Media
School Choice Gives Students Hope
Chester-Upland School District in the Philadelphia area is in deep financial trouble, and it made news recently for suing the state for emergency funding to keep going. In a piece entitled, “This District Had It Coming,” University of Arkansas Education Professor Robert Maranto remembers his research visits to Chester-Upland in the early 2000s, and the lessons he took away from a district that had already been failing for decades:
Years back, a Pennsylvania Department of Education official overseeing Chester Upland told me it’s “kind of a lost school district. . . . One of the things I found most frustrating was that some of the administrators—not the teachers—like being the worst in the state because they can … use it as an excuse, and as administrators, they’re concerned about their jobs.” The district exemplifies what Charles Payne noted in So Much Reform, So Little Change: Once educators believe their children cannot be taught, there is little outsiders can do to convince them otherwise.
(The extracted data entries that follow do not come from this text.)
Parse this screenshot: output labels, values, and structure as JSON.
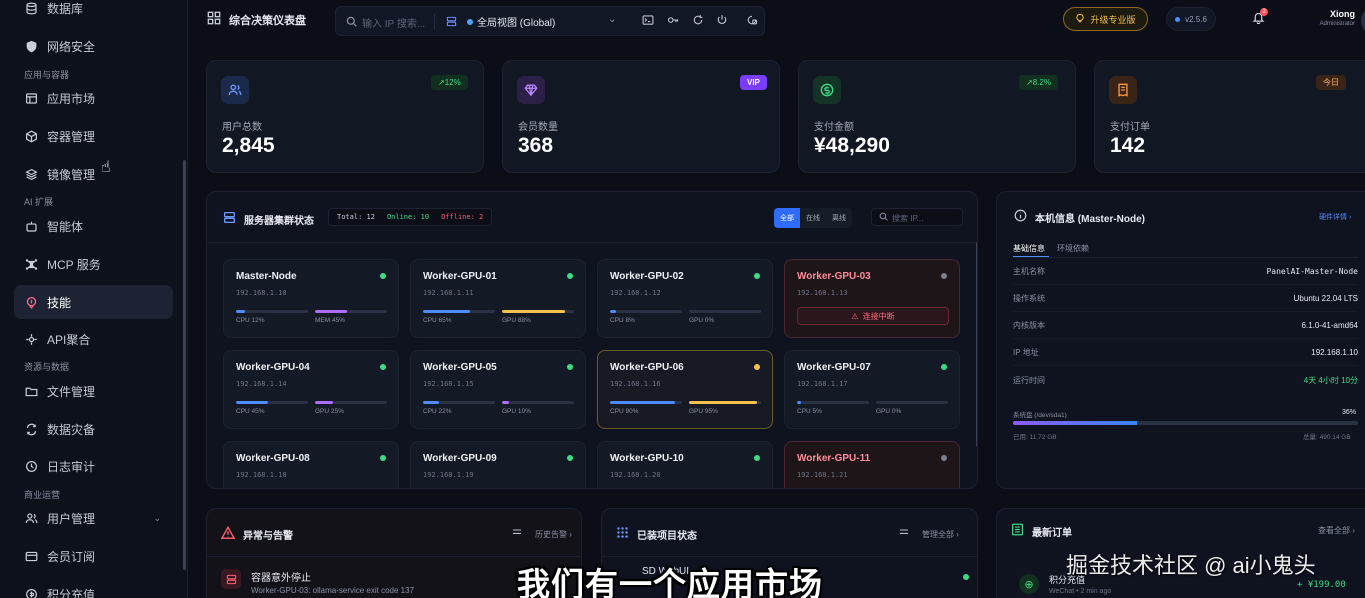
{
  "sidebar": {
    "items": [
      {
        "label": "数据库",
        "icon": "database-icon"
      },
      {
        "label": "网络安全",
        "icon": "shield-icon"
      },
      {
        "label": "应用市场",
        "icon": "store-icon"
      },
      {
        "label": "容器管理",
        "icon": "box-icon"
      },
      {
        "label": "镜像管理",
        "icon": "layers-icon"
      },
      {
        "label": "智能体",
        "icon": "bot-icon"
      },
      {
        "label": "MCP 服务",
        "icon": "network-icon"
      },
      {
        "label": "技能",
        "icon": "skill-icon"
      },
      {
        "label": "API聚合",
        "icon": "api-icon"
      },
      {
        "label": "文件管理",
        "icon": "folder-icon"
      },
      {
        "label": "数据灾备",
        "icon": "backup-icon"
      },
      {
        "label": "日志审计",
        "icon": "history-icon"
      },
      {
        "label": "用户管理",
        "icon": "users-icon"
      },
      {
        "label": "会员订阅",
        "icon": "card-icon"
      },
      {
        "label": "积分充值",
        "icon": "coin-icon"
      }
    ],
    "sections": [
      "应用与容器",
      "AI 扩展",
      "资源与数据",
      "商业运营"
    ]
  },
  "topbar": {
    "title": "综合决策仪表盘",
    "search_placeholder": "输入 IP 搜索...",
    "scope": "全局视图 (Global)",
    "upgrade_label": "升级专业版",
    "version": "v2.5.6",
    "bell_count": "2",
    "user_name": "Xiong",
    "user_role": "Administrator"
  },
  "stats": [
    {
      "label": "用户总数",
      "value": "2,845",
      "badge": "↗12%",
      "color": "#4d8bff"
    },
    {
      "label": "会员数量",
      "value": "368",
      "badge": "VIP",
      "color": "#b06bff"
    },
    {
      "label": "支付金额",
      "value": "¥48,290",
      "badge": "↗8.2%",
      "color": "#2ecc71"
    },
    {
      "label": "支付订单",
      "value": "142",
      "badge": "今日",
      "color": "#ff9a3c"
    }
  ],
  "cluster": {
    "title": "服务器集群状态",
    "total": "Total: 12",
    "online": "Online: 10",
    "offline": "Offline: 2",
    "filters": [
      "全部",
      "在线",
      "离线"
    ],
    "search_placeholder": "搜索 IP...",
    "disconnect_label": "连接中断",
    "nodes": [
      {
        "name": "Master-Node",
        "ip": "192.168.1.10",
        "status": "online",
        "l1": "CPU 12%",
        "v1": 12,
        "l2": "MEM 45%",
        "v2": 45
      },
      {
        "name": "Worker-GPU-01",
        "ip": "192.168.1.11",
        "status": "online",
        "l1": "CPU 65%",
        "v1": 65,
        "l2": "GPU 88%",
        "v2": 88
      },
      {
        "name": "Worker-GPU-02",
        "ip": "192.168.1.12",
        "status": "online",
        "l1": "CPU 8%",
        "v1": 8,
        "l2": "GPU 0%",
        "v2": 0
      },
      {
        "name": "Worker-GPU-03",
        "ip": "192.168.1.13",
        "status": "offline"
      },
      {
        "name": "Worker-GPU-04",
        "ip": "192.168.1.14",
        "status": "online",
        "l1": "CPU 45%",
        "v1": 45,
        "l2": "GPU 25%",
        "v2": 25
      },
      {
        "name": "Worker-GPU-05",
        "ip": "192.168.1.15",
        "status": "online",
        "l1": "CPU 22%",
        "v1": 22,
        "l2": "GPU 10%",
        "v2": 10
      },
      {
        "name": "Worker-GPU-06",
        "ip": "192.168.1.16",
        "status": "warn",
        "l1": "CPU 90%",
        "v1": 90,
        "l2": "GPU 95%",
        "v2": 95
      },
      {
        "name": "Worker-GPU-07",
        "ip": "192.168.1.17",
        "status": "online",
        "l1": "CPU 5%",
        "v1": 5,
        "l2": "GPU 0%",
        "v2": 0
      },
      {
        "name": "Worker-GPU-08",
        "ip": "192.168.1.18",
        "status": "online"
      },
      {
        "name": "Worker-GPU-09",
        "ip": "192.168.1.19",
        "status": "online"
      },
      {
        "name": "Worker-GPU-10",
        "ip": "192.168.1.20",
        "status": "online"
      },
      {
        "name": "Worker-GPU-11",
        "ip": "192.168.1.21",
        "status": "offline"
      }
    ]
  },
  "machine": {
    "title": "本机信息 (Master-Node)",
    "link": "硬件详情 ›",
    "tabs": [
      "基础信息",
      "环境依赖"
    ],
    "rows": [
      {
        "k": "主机名称",
        "v": "PanelAI-Master-Node"
      },
      {
        "k": "操作系统",
        "v": "Ubuntu 22.04 LTS"
      },
      {
        "k": "内核版本",
        "v": "6.1.0-41-amd64"
      },
      {
        "k": "IP 地址",
        "v": "192.168.1.10"
      },
      {
        "k": "运行时间",
        "v": "4天 4小时 10分"
      }
    ],
    "disk_label": "系统盘 (/dev/sda1)",
    "disk_pct": "36%",
    "disk_value": 36,
    "disk_used": "已用: 11.72 GB",
    "disk_total": "总量: 490.14 GB"
  },
  "alerts": {
    "title": "异常与告警",
    "link": "历史告警 ›",
    "item_title": "容器意外停止",
    "item_desc": "Worker-GPU-03: ollama-service exit code 137"
  },
  "projects": {
    "title": "已装项目状态",
    "link": "管理全部 ›",
    "item": "SD WebUI"
  },
  "orders": {
    "title": "最新订单",
    "link": "查看全部 ›",
    "item_title": "积分充值",
    "item_meta": "WeChat • 2 min ago",
    "item_amount": "+ ¥199.00"
  },
  "overlay": {
    "subtitle": "我们有一个应用市场",
    "watermark": "掘金技术社区 @ ai小鬼头"
  }
}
Failure becomes a self-fulfilling prophecy.
Chester Upland is in trouble because some charter operators believed most of the district’s kids can learn, while most district leaders did not. Charters offered a safe environment—and in some cases—a safe learning environment while traditional public schools did not.
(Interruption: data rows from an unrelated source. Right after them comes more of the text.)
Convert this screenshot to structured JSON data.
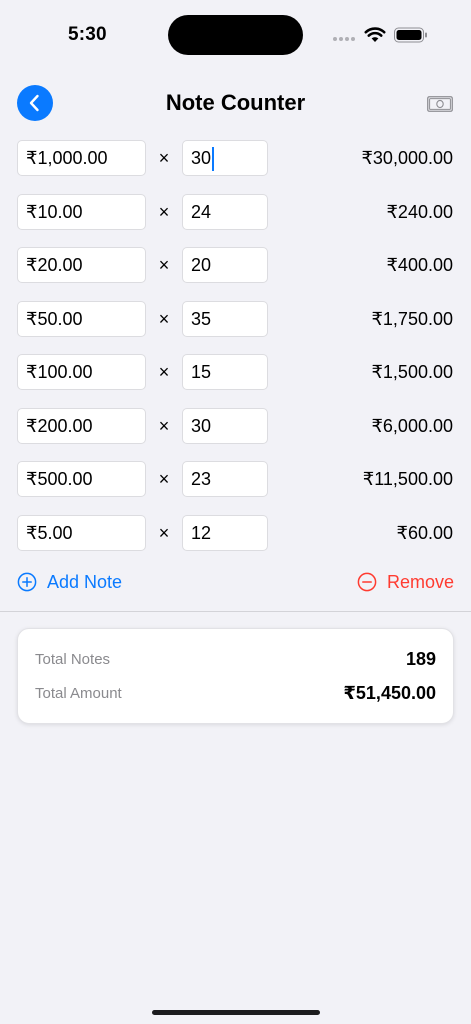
{
  "status_bar": {
    "time": "5:30"
  },
  "header": {
    "title": "Note Counter"
  },
  "notes": [
    {
      "denomination": "₹1,000.00",
      "quantity": "30",
      "total": "₹30,000.00"
    },
    {
      "denomination": "₹10.00",
      "quantity": "24",
      "total": "₹240.00"
    },
    {
      "denomination": "₹20.00",
      "quantity": "20",
      "total": "₹400.00"
    },
    {
      "denomination": "₹50.00",
      "quantity": "35",
      "total": "₹1,750.00"
    },
    {
      "denomination": "₹100.00",
      "quantity": "15",
      "total": "₹1,500.00"
    },
    {
      "denomination": "₹200.00",
      "quantity": "30",
      "total": "₹6,000.00"
    },
    {
      "denomination": "₹500.00",
      "quantity": "23",
      "total": "₹11,500.00"
    },
    {
      "denomination": "₹5.00",
      "quantity": "12",
      "total": "₹60.00"
    }
  ],
  "multiply_symbol": "×",
  "actions": {
    "add_label": "Add Note",
    "remove_label": "Remove"
  },
  "summary": {
    "total_notes_label": "Total Notes",
    "total_notes_value": "189",
    "total_amount_label": "Total Amount",
    "total_amount_value": "₹51,450.00"
  },
  "colors": {
    "accent": "#0a7aff",
    "destructive": "#ff3b30",
    "background": "#f2f2f7"
  },
  "icons": [
    "back-chevron-icon",
    "cash-icon",
    "add-circle-icon",
    "remove-circle-icon",
    "wifi-icon",
    "battery-icon",
    "cellular-icon"
  ]
}
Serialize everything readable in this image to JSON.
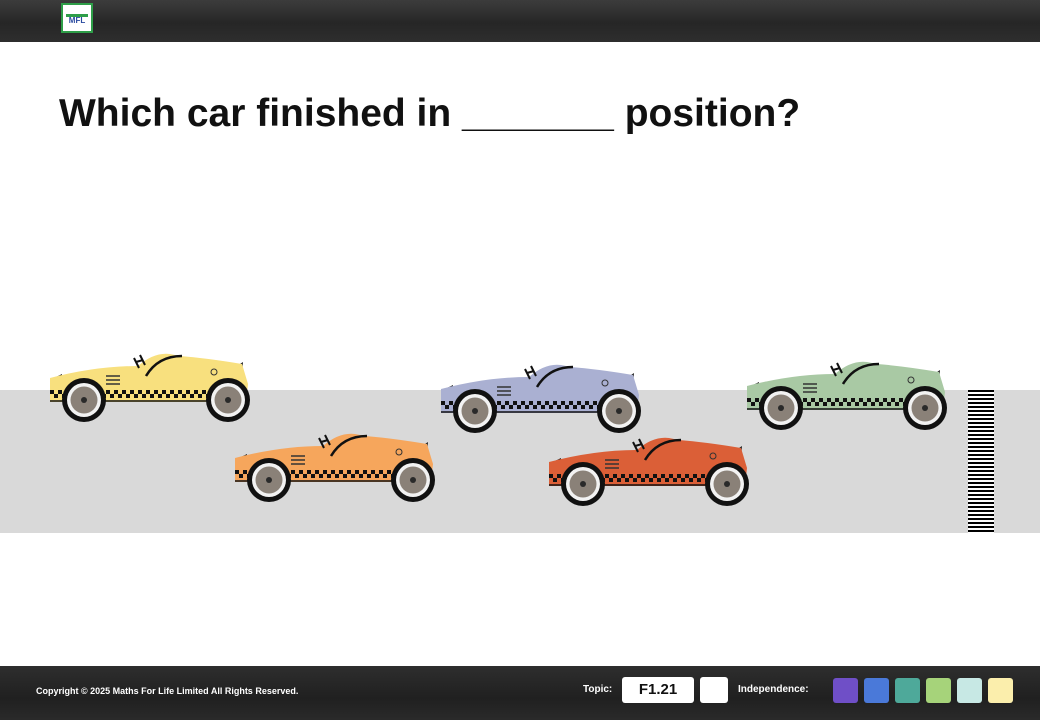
{
  "question": {
    "text": "Which car finished in _______ position?"
  },
  "cars": [
    {
      "id": "yellow",
      "body_color": "#f8e07e"
    },
    {
      "id": "orange",
      "body_color": "#f6a65c"
    },
    {
      "id": "blue",
      "body_color": "#aab0d2"
    },
    {
      "id": "red",
      "body_color": "#db5f37"
    },
    {
      "id": "green",
      "body_color": "#a9c9a4"
    }
  ],
  "footer": {
    "copyright": "Copyright © 2025 Maths For Life Limited All Rights Reserved.",
    "topic_label": "Topic:",
    "topic_code": "F1.21",
    "independence_label": "Independence:",
    "independence_colors": [
      "#6f4fc7",
      "#4a79d9",
      "#4ea99a",
      "#a6d37a",
      "#c7e8e4",
      "#fbeeac"
    ]
  },
  "logo": {
    "text": "MFL"
  }
}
It’s this kind of fatalism—these kids in violent, failing schools can’t learn—that often underpins arguments against school choice. And it could not be more wrong. Take the cases of Olney East and Olney West High Schools in North Philadelphia, where the school district gave control to Hispanic educational organization Aspira Inc. last year. The Olney schools were consistently among the most violent in the city, with dismal academic scores that placed them in Pennsylvania’s bottom 5 percent of failing schools.
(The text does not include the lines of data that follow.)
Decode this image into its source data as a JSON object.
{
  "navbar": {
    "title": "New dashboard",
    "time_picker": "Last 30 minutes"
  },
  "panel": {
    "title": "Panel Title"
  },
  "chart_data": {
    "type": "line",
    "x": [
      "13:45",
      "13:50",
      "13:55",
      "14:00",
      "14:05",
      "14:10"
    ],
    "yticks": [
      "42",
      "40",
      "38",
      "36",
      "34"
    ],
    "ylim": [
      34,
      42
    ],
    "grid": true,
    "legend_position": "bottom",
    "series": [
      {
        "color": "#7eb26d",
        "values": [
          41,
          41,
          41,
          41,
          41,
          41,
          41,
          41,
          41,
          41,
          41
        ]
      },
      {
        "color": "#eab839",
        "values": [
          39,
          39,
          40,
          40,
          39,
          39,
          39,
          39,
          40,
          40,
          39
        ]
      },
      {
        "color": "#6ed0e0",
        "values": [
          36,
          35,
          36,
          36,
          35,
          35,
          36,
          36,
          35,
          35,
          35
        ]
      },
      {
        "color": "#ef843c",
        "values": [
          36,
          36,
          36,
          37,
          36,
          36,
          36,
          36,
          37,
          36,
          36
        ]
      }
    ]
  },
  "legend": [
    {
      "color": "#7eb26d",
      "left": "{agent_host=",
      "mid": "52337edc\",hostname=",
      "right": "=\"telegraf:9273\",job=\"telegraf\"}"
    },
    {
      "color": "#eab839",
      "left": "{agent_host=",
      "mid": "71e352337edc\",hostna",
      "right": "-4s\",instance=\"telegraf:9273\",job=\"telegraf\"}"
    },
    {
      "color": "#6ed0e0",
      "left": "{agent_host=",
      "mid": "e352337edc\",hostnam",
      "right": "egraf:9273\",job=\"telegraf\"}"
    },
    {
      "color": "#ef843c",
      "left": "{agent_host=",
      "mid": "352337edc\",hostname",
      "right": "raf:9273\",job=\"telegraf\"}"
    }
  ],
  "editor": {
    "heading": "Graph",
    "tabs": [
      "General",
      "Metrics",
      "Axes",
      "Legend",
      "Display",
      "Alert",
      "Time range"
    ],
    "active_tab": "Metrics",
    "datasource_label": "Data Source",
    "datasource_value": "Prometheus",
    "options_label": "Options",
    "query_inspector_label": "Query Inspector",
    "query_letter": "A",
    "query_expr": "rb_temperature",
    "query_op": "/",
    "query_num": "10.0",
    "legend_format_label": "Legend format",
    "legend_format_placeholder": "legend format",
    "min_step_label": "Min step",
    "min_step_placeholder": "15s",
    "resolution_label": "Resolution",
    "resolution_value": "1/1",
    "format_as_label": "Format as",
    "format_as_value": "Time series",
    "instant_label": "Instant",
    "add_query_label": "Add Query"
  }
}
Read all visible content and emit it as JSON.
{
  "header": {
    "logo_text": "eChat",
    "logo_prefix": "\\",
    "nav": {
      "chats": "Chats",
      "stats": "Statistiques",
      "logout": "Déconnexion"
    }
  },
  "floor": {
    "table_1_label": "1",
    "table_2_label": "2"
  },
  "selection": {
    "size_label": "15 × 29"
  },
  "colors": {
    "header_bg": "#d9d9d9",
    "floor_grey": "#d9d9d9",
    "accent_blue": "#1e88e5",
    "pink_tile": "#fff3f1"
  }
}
Olney’s 1,700 high schoolers were truant, defiant and sometimes violent. When they should have been in class, they played handball in the gym or spades in the cafeteria. Chaos reigned. But within months of Aspira taking over, and combining the two high schools into one charter school, suspensions and expulsions dropped dramatically.
The difference? Aspira instilled order and made expectations clear to students. They hired 29 safety officers, installed 350 cameras, required school uniforms, replaced the old teachers, and even improved the food service. But the “game-changer” was the way Aspira separated students with disciplinary problems from the rest of the student body into a “Success Academy.” Apart from knowing there are immediate consequences for bad behavior, Success students such as 12th-grader Justin Powell have found something else: Hope.
Powell is thriving in the Success program he was named Success’ first student of the month and plans to get post-graduate training in maintenance and landscaping. “The first day, everybody knew my name. Wow! Mr. Esposito pulled me to the side, and he said to me, ‘Mr. Powell, you think you can follow the rules?’ And I’m thinking, who’s this guy who knows my name?” Powell recalled.
The lack of hope is the crucial difference between schools of choice and persistently failing school districts such as Chester-Upland. Given the right opportunities and dedicated adults, even troubled kids can succeed. Yet another reminder that school choice saves.